On peut également noter, arrivé à ce stade,  qu'il n'y a pas qu'un seul cousu goiser -- ce serait trop simple. Attila Cipo, un autre bottier hongrois, en utilise par exemple une variante à trois coutures parallèles (verticale, horizontale et oblique, bien visibles sur cette photo) sur ses modèles traditionnels. Mais on atteint là les limites du genre, car trois coutures au niveau de la trépointe vont vite créer une masse difforme, au fur et à mesure que s'y accumuleront saletés, cirage et graisse, et pénaliseront vite l'esthétique de l'ensemble.

Une note finale: d'où vient le nom de ce cousu goiser?
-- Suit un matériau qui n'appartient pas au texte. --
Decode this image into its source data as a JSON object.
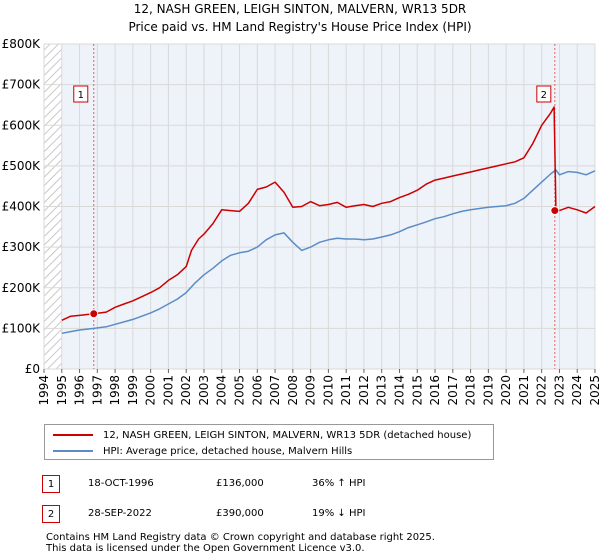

Sevan Minasian, collectionneur et trader extraordinaire de chaussures vintage, explique qu'il nous vient d'une localité autrichienne, Bad Goisern, dans la région du Salzkammergut, au sud-est de Salzbourg, où il aurait été inventé par un bottier qui trouvait que ses bottes de marche n'étaient ni assez solides, ni assez étanches.

Il est en tout cas assez remarquable qu'une région reculée, située dans une zone de montagne pas particulièrement connue pour la fabrication de chaussures, ait donné son nom à une technique de fabrication qui n'a toujours pas été dépassée en matière de qualité. Elle est devenue rare, car lente et complexe à réaliser, et donc chère pour les bourses contemporaines: un montage goiser, par exemple, peut exiger environ 800 points de couture et plusieurs jours de travail.

Cela témoigne aussi de ce que, à travers l'Europe, les artisans arrivent souvent à des solutions similaires lorsqu'il sont confrontés à un même problème -- dans ce cas, comment garder le pied au sec avant qu'un n'invente le caoutchouc. Norvégien, goiser, ou veldtschoen, même combat?